The University of Texas MD Anderson Cancer Center, Houston, Texas 77030, USA.
Clin Cancer Res. 2010 Jan 1;16(1):279-90. doi: 10.1158/1078-0432.CCR-09-1675. Epub 2009 Dec 22.
Motesanib is a small-molecule antagonist of vascular endothelial growth factor receptor 1, 2, and 3, platelet-derived growth factor receptor, and Kit. This phase 1b study assessed the safety, maximum tolerated dose (MTD), and pharmacokinetics, and explored the objective response of motesanib plus carboplatin/paclitaxel and/or the fully human anti-epidermal growth factor receptor monoclonal antibody panitumumab in advanced non-small cell lung cancer (NSCLC).

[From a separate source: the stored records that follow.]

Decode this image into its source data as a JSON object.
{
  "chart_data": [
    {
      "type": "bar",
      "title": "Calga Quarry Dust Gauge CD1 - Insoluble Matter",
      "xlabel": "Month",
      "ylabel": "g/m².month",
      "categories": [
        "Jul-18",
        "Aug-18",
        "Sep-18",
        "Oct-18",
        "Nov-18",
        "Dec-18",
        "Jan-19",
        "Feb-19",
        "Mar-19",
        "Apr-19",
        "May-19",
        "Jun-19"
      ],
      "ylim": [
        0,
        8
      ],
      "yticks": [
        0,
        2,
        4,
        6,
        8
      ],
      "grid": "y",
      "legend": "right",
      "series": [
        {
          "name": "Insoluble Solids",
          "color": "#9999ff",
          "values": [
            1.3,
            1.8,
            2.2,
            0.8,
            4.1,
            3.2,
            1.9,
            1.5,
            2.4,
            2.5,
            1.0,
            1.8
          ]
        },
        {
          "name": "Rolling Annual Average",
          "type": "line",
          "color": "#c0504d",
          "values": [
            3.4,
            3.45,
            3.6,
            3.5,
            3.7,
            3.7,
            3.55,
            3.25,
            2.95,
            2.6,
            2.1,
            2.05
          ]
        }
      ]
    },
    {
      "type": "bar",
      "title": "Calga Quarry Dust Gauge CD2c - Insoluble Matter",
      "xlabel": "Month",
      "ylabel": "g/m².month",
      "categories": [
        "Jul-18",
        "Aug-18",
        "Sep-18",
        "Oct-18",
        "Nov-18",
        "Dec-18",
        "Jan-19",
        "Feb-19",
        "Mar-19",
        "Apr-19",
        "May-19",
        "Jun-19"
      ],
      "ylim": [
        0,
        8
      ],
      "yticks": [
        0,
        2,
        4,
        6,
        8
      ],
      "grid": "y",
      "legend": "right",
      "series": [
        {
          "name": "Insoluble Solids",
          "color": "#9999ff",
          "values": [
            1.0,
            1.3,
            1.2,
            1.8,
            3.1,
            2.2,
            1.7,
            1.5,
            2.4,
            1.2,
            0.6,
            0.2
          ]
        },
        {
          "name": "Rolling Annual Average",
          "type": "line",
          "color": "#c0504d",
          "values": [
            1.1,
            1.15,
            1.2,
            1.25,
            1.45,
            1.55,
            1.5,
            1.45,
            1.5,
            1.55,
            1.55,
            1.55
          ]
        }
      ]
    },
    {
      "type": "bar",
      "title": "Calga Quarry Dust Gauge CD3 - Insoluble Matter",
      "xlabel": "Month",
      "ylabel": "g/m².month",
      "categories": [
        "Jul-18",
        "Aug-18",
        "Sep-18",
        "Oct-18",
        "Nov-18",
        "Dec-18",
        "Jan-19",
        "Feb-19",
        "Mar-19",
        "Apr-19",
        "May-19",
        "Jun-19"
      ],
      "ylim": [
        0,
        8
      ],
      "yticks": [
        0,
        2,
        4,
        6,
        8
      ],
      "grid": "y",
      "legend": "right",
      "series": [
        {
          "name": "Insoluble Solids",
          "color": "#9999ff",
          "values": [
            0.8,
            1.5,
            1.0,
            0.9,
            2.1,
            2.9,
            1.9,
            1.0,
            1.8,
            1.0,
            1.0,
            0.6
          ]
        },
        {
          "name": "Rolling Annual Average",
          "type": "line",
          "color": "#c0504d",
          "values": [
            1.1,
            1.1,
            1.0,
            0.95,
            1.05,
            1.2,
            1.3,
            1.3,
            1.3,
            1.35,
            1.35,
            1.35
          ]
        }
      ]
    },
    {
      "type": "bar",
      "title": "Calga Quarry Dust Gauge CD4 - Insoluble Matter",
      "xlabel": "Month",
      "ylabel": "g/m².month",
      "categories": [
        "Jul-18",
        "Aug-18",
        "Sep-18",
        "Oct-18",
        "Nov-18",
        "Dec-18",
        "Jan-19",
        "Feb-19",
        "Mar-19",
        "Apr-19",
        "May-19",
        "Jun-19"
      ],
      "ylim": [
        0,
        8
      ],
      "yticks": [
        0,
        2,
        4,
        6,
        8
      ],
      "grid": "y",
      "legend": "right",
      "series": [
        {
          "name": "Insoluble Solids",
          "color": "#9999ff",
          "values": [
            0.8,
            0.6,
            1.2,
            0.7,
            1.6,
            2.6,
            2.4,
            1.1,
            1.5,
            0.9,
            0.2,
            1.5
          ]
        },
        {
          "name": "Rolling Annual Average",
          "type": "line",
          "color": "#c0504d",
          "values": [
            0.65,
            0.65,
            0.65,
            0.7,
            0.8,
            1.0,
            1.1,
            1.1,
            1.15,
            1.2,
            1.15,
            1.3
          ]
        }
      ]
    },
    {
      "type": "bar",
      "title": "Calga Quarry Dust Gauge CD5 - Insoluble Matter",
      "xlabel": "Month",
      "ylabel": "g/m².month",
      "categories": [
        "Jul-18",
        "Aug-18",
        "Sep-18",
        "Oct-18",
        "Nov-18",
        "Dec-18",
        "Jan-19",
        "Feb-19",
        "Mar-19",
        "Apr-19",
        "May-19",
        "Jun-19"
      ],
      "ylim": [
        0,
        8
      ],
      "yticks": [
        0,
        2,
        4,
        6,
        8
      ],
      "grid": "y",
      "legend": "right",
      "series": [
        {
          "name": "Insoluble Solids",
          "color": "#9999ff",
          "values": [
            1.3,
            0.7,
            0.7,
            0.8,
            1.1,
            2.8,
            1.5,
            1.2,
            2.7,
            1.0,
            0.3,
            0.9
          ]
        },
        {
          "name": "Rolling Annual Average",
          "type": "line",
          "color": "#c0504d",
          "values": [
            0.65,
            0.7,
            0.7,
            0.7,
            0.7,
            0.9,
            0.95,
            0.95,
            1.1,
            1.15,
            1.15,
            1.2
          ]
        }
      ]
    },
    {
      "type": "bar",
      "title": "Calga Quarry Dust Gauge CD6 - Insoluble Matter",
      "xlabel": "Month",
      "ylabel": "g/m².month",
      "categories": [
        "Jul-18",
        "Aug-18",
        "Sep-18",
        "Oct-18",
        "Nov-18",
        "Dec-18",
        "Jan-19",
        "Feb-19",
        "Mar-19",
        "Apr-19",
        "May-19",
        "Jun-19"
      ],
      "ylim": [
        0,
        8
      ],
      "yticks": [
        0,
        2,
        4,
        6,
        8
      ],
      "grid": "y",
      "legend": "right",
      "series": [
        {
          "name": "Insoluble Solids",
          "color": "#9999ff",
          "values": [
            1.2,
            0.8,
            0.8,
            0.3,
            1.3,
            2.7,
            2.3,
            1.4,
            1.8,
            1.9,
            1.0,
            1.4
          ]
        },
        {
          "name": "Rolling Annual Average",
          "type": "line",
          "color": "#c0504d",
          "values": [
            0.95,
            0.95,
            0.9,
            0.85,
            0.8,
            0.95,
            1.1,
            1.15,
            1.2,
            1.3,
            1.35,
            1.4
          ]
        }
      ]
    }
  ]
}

Patients with unresectable NSCLC received sequentially escalating doses of motesanib [50, 125 mg once daily; 75 mg twice daily] orally continuously plus carboplatin/paclitaxel (arm A; first line) or panitumumab (arm B; first and second line) once every 21-day cycle or 125 mg once daily plus carboplatin/paclitaxel and panitumumab (arm C; first line).
Forty-five patients received motesanib. Three dose-limiting toxicities occurred: grade 4 pulmonary embolism (n = 1; arm A, 50 mg once daily) and grade 3 deep vein thrombosis (n = 2; arm A, 125 mg once daily; arm C). The MTD was 125 mg once daily. Common motesanib-related adverse events were fatigue (60% of patients), diarrhea (53%), hypertension, (38%), anorexia (27%), and nausea (22%). Three cases of cholecystitis occurred but only in the 75-mg twice-daily schedule, which was subsequently discontinued. At 125 mg once daily, motesanib pharmacokinetics were not markedly changed with carboplatin/paclitaxel coadministration; however, exposure to paclitaxel was moderately increased. The objective response rates were 17%, 0%, and 17% in arms A, B, and C, respectively.
Treatment with motesanib was tolerable when combined with carboplatin/paclitaxel and/or panitumumab, with little effect on motesanib pharmacokinetics at the 125-mg once daily dose level. This dose is being investigated in an ongoing phase 3 study in NSCLC.
Motesanib 是一种小分子血管内皮生长因子受体 1、2 和 3、血小板衍生生长因子受体和 Kit 的拮抗剂。这项 1b 期研究评估了 motesanib 联合卡铂/紫杉醇和/或完全人源抗表皮生长因子受体单克隆抗体 panitumumab 治疗晚期非小细胞肺癌(NSCLC)的安全性、最大耐受剂量(MTD)和药代动力学,并探索了客观反应。
无法切除的 NSCLC 患者连续接受递增剂量的 motesanib [50、125mg 每日一次;75mg 每日两次] 口服连续治疗,加用卡铂/紫杉醇(A 组;一线)或 panitumumab(B 组;一线和二线),每 21 天周期一次,或 125mg 每日一次加用卡铂/紫杉醇和 panitumumab(C 组;一线)。
45 例患者接受了 motesanib 治疗。发生了 3 例剂量限制性毒性:4 级肺栓塞(n=1;A 组,50mg 每日一次)和 3 级深静脉血栓形成(n=2;A 组,125mg 每日一次;C 组)。MTD 为 125mg 每日一次。常见的 motesanib 相关不良事件有疲劳(60%的患者)、腹泻(53%)、高血压(38%)、厌食(27%)和恶心(22%)。3 例胆囊炎发生,但仅发生在 75mg 每日两次的方案中,随后该方案被停用。在 125mg 每日一次时,motesanib 药代动力学与卡铂/紫杉醇联合用药时没有明显变化,但紫杉醇的暴露量略有增加。A、B 和 C 组的客观缓解率分别为 17%、0%和 17%。
motesanib 联合卡铂/紫杉醇和/或 panitumumab 治疗耐受性良好,在 125mg 每日一次的剂量水平下对 motesanib 药代动力学影响不大。这一剂量正在一项正在进行的 NSCLC 三期研究中进行评估。